One way to promote company culture is to encourage open and honest communication. Team leaders should establish an environment where team members feel comfortable sharing their thoughts and ideas. This can be achieved by setting up regular one-on-one meetings, where team members can discuss their concerns and ideas with their manager in a private and supportive setting.
Another way to create a strong company culture is to encourage team members to participate in team-building activities. These can include virtual happy hours, game nights, or even online book clubs. Lean into your team's interests: from gaming and sci fi to mixology. By providing opportunities for team members to connect and get to know each other outside of work, team leaders can help foster a sense of camaraderie and teamwork.

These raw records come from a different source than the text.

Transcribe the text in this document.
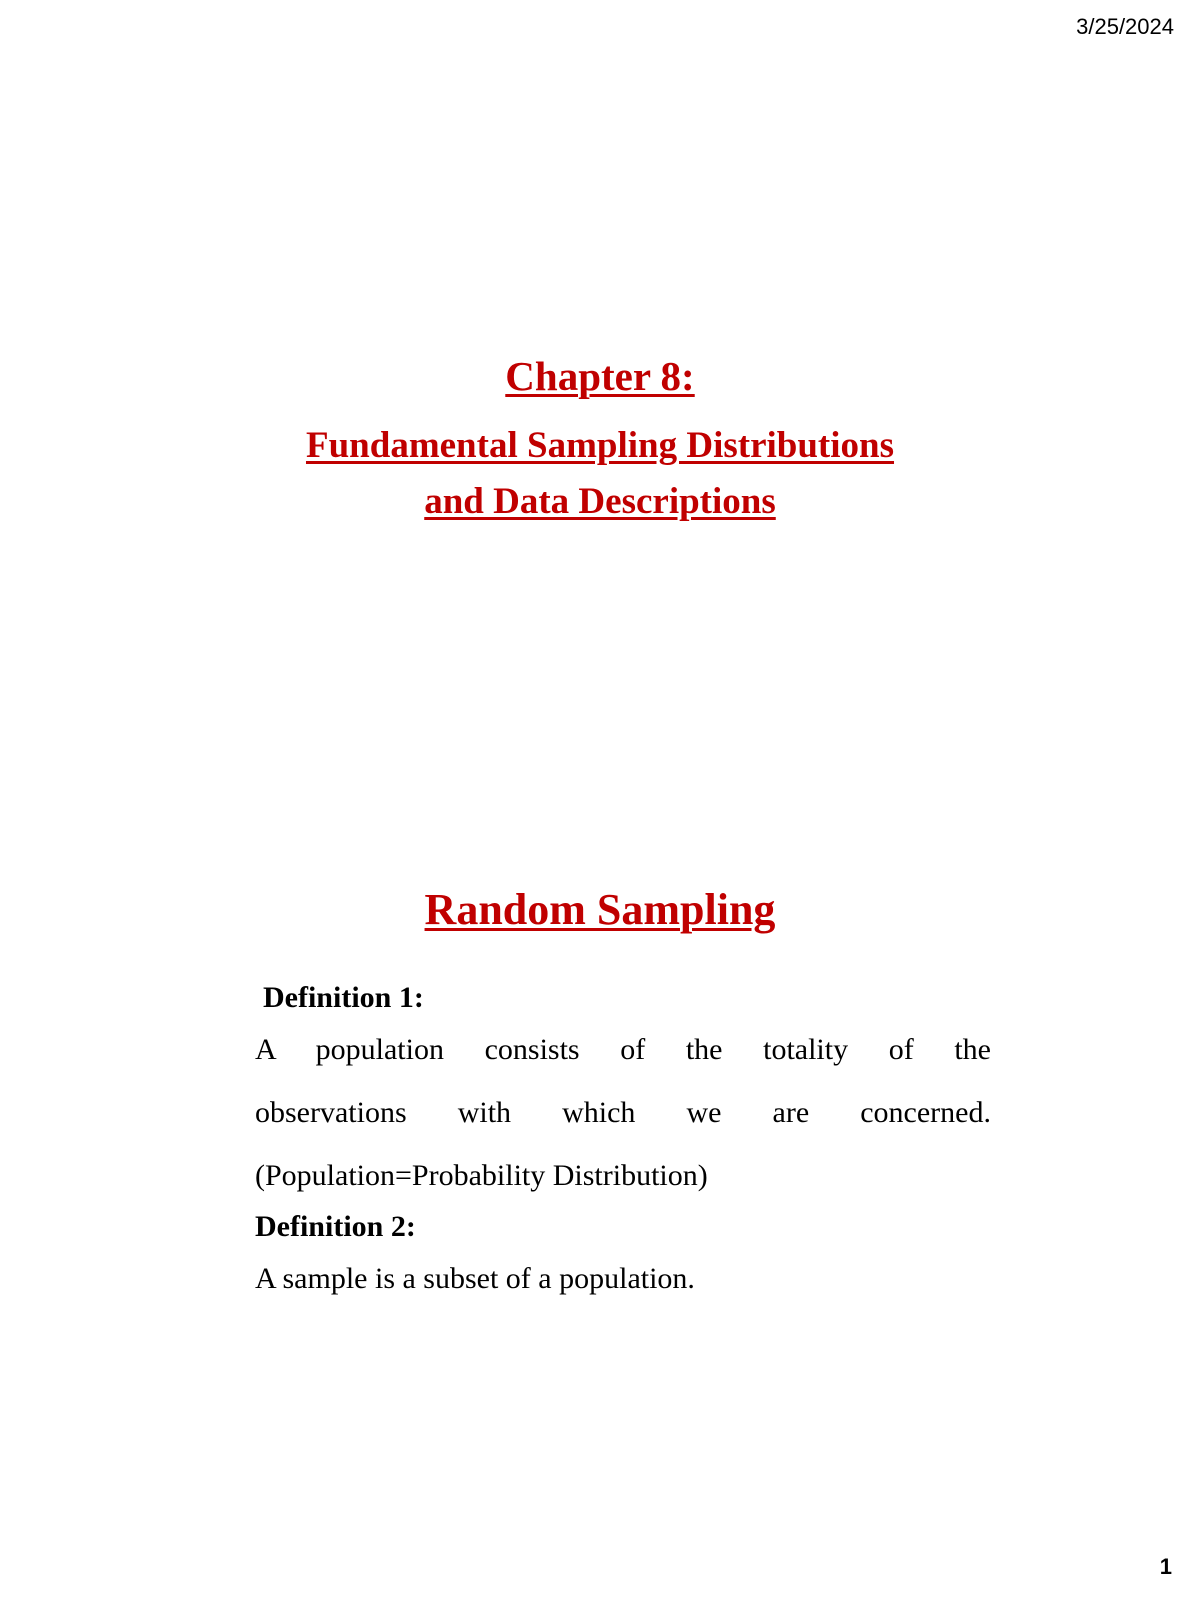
3/25/2024
Chapter 8:
Fundamental Sampling Distributions
and Data Descriptions
Random Sampling

Definition 1:

A population consists of the totality of the
observations with which we are concerned.
(Population=Probability Distribution)

Definition 2:

A sample is a subset of a population.

1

Communication is Key: Tools and Techniques for Staying Connected
Communication is arguably the most critical element of managing distributed software engineering teams. Without regular and effective communication, distributed teams can quickly fragment and lose focus. Choosing the right communication tools and techniques is essential for success. Some options include video conferencing, wikis, chat rooms and agile management tools.
It's important to choose communication tools that are easy to use and accessible to all team members. For example, video conferencing can be a great way to connect with team members in different time zones, but it's important to make sure everyone has access to a reliable internet connection and a webcam. When you're working with Remotely we manage this for you.

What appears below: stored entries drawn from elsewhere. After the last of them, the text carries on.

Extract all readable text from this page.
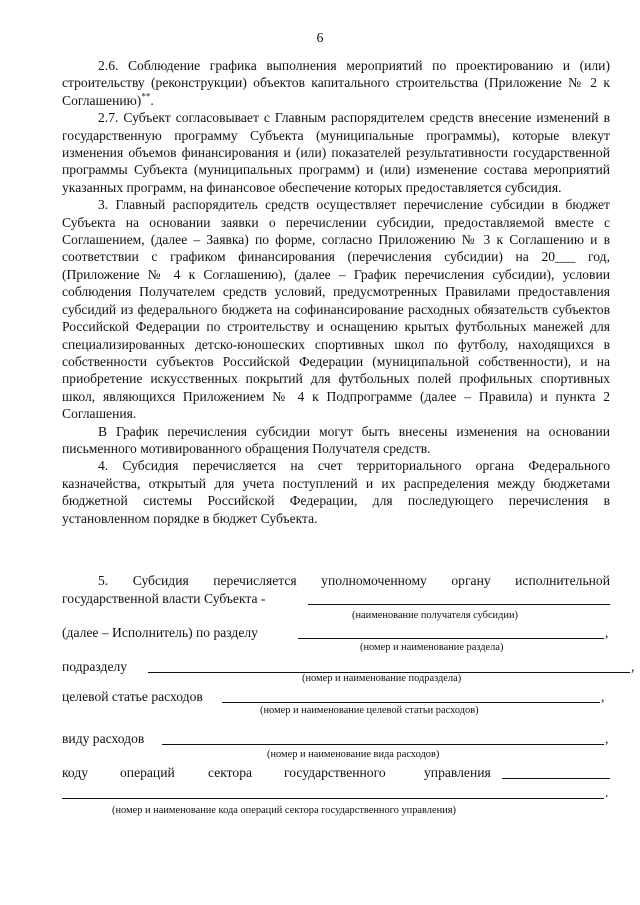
6

2.6. Соблюдение графика выполнения мероприятий по проектированию и (или) строительству (реконструкции) объектов капитального строительства (Приложение № 2 к Соглашению)**.

2.7. Субъект согласовывает с Главным распорядителем средств внесение изменений в государственную программу Субъекта (муниципальные программы), которые влекут изменения объемов финансирования и (или) показателей результативности государственной программы Субъекта (муниципальных программ) и (или) изменение состава мероприятий указанных программ, на финансовое обеспечение которых предоставляется субсидия.

3. Главный распорядитель средств осуществляет перечисление субсидии в бюджет Субъекта на основании заявки о перечислении субсидии, предоставляемой вместе с Соглашением, (далее – Заявка) по форме, согласно Приложению № 3 к Соглашению и в соответствии с графиком финансирования (перечисления субсидии) на 20___ год, (Приложение № 4 к Соглашению), (далее – График перечисления субсидии), условии соблюдения Получателем средств условий, предусмотренных Правилами предоставления субсидий из федерального бюджета на софинансирование расходных обязательств субъектов Российской Федерации по строительству и оснащению крытых футбольных манежей для специализированных детско-юношеских спортивных школ по футболу, находящихся в собственности субъектов Российской Федерации (муниципальной собственности), и на приобретение искусственных покрытий для футбольных полей профильных спортивных школ, являющихся Приложением № 4 к Подпрограмме (далее – Правила) и пункта 2 Соглашения.

В График перечисления субсидии могут быть внесены изменения на основании письменного мотивированного обращения Получателя средств.

4. Субсидия перечисляется на счет территориального органа Федерального казначейства, открытый для учета поступлений и их распределения между бюджетами бюджетной системы Российской Федерации, для последующего перечисления в установленном порядке в бюджет Субъекта.

5. Субсидия перечисляется уполномоченному органу исполнительной
государственной власти Субъекта -
(наименование получателя субсидии)
(далее – Исполнитель) по разделу	,
(номер и наименование раздела)
подразделу	,
(номер и наименование подраздела)
целевой статье расходов	,
(номер и наименование целевой статьи расходов)
виду расходов	,
(номер и наименование вида расходов)
коду операций сектора государственного	управления
.
(номер и наименование кода операций сектора государственного управления)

Regularly scheduled team meetings can also help keep everyone on the same page. Team leaders should establish a clear agenda for each meeting and make sure everyone has a chance to participate. By setting clear expectations and providing regular updates, team leaders can help keep team members engaged and motivated.
The Importance of Face-to-Face Meetings in a Distributed Team: Offsites
While there's no denying the importance of digital communication tools in managing distributed teams, team leaders must also recognize the value of in-person communication. These meetings help build stronger relationships, foster trust and make sure everyone is aligned with the team's goals. We suggest team members should meet in person at least once a year to help build stronger relationships, enhance collaboration, and improve team morale.
When planning company offsites for distributed teams, it's important to consider a few key factors. Choose a location that is convenient and accessible to all team members, taking into account different time zones and travel logistics. Establish clear goals and objectives for the meeting to ensure it remains focused and productive. Additionally, provide ample opportunities for all team members to participate and contribute their ideas and feedback.
Company offsites play a vital role in bridging the physical gap and enhancing the effectiveness of distributed teams. By incorporating company offsites into your distributed team's schedule, you can harness the power of face-to-face interactions to strengthen relationships, foster trust, enhance collaboration, and boost team morale. This investment in personal connections will ultimately contribute to the long-term success and effectiveness of your distributed team.
Building and managing distributed software engineering teams requires special attention and strategies. By understanding the benefits of distributed teams, hiring and onboarding new team members effectively, maintaining strong communication lines, and fostering company culture, you can create a successful distributed software engineering team. Remember, it's a marathon rather than a sprint, and maintaining a strong and cohesive team over time requires patience, effort, and good leadership.